Knowledge Base

Voice Identity (Acoustic Compass): Speaker Attribution in Real Time

Why Speaker Attribution Matters

Knowing what was said is not always enough. In a conversation with more than one speaker, knowing who said it changes the meaning, the urgency, and the appropriate response.

A nurse and a doctor both address a patient. The patient addresses the doctor. Each speaker’s translated output needs to be attributed to the right person — or the translated conversation becomes a confusing wall of statements with no relational context.

Voice Identity is Puente’s answer to this. It goes beyond the turn-taking labels of Group Mode and the basic speaker separation of Auto-detect mode. It builds an actual acoustic fingerprint of each speaker, attributes every translation turn to a specific person, and presents those attributions visually in the Speaker Table View.

The Three Signals

1. Voice Embedding (ECAPA-TDNN)

Puente builds an acoustic fingerprint of each speaker using an ECAPA-TDNN model — a neural network architecture designed for speaker verification. This fingerprint captures the unique combination of fundamental frequency, vocal tract resonances, and articulatory characteristics that make a voice identifiable.

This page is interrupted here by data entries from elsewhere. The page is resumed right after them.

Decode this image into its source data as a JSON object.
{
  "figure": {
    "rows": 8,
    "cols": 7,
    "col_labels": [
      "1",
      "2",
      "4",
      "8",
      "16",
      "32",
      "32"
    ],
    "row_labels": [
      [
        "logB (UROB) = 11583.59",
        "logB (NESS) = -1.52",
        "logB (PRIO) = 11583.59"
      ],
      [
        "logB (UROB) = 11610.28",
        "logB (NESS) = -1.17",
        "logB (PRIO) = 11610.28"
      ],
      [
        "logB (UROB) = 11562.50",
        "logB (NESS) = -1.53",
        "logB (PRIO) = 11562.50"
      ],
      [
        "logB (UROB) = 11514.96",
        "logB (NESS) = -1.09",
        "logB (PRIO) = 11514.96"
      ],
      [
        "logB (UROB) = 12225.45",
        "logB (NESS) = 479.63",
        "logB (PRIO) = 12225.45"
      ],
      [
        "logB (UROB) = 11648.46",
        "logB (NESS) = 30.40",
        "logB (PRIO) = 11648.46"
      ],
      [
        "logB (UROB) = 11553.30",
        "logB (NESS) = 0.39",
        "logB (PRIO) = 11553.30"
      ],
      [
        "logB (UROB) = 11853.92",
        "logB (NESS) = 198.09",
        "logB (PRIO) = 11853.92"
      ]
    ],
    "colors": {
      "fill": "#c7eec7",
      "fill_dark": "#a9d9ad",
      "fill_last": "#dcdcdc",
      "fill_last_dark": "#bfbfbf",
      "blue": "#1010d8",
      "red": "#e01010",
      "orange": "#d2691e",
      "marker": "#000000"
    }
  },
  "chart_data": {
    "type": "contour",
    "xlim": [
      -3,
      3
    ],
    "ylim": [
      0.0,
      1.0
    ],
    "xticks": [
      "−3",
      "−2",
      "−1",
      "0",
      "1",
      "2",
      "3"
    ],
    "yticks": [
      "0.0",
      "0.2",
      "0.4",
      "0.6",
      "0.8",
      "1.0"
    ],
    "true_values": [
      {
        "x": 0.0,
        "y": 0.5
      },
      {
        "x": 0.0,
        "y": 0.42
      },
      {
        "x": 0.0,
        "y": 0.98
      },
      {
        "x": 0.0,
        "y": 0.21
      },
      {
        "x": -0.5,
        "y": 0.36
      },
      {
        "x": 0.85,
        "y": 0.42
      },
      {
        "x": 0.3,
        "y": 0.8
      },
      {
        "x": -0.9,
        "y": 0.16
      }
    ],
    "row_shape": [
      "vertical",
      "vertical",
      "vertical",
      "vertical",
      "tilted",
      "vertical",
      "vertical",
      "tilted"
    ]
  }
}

The fingerprint is registered to a session registry on first occurrence. On subsequent turns, incoming audio is compared against the registry. A match above the confidence threshold attributes the turn to that speaker. This is the primary identification signal and the most reliable for speakers who have already been heard in the current session.

2. Direction of Arrival

When the native microphone array module ships, Puente will use the spatial angle of incoming audio to help distinguish speakers who are physically located in different parts of the room. A voice coming from 30 degrees to the left is a different speaker than a voice from 90 degrees to the right.

Direction of Arrival is a fusion input, not a standalone identifier — it helps resolve ambiguous cases where two speakers have acoustically similar voices. The architecture is already in place; the native module that unlocks full directional resolution is in development.

3. PTT Side

When an earbud pair with left/right button controls is in use, Puente can use which earbud button was pressed as a confident speaker attribution signal. In a two-party earbud conversation, Party A holds the left bud and Party B holds the right. Pressing the left bud’s button to initiate speech is an unambiguous attribution signal that requires no acoustic analysis at all.

PTT side is the most reliable method in two-party earbud contexts because it is deterministic — there is no probability threshold, no confidence score. It is the winning signal in the fusion engine when available.

Speaker Table View

The Speaker Table View is a new display layout available when Voice Identity is active. Each identified speaker gets a dedicated color-coded lane in the translation output:

  • Color coding — up to 8 distinct colors, one per identified speaker
  • Direction arrows — when Direction of Arrival data is available, an arrow icon shows the speaker’s approximate position in the room
  • Long-press detail sheet — tap and hold any speaker lane to see the identification breakdown: ECAPA-TDNN confidence score, direction estimate (if available), PTT side (if applicable)

The detail sheet exists for transparency: Puente shows you exactly how it identified each speaker, so you can trust the attribution — or correct it manually if the system made an error.

Privacy

Voice embeddings built by Acoustic Compass are stored locally on-device. They are never uploaded to any server, never shared with third parties, and never used for any purpose outside of speaker attribution within Puente sessions. You can clear all stored speaker profiles in Settings → Privacy → Clear Voice Profiles.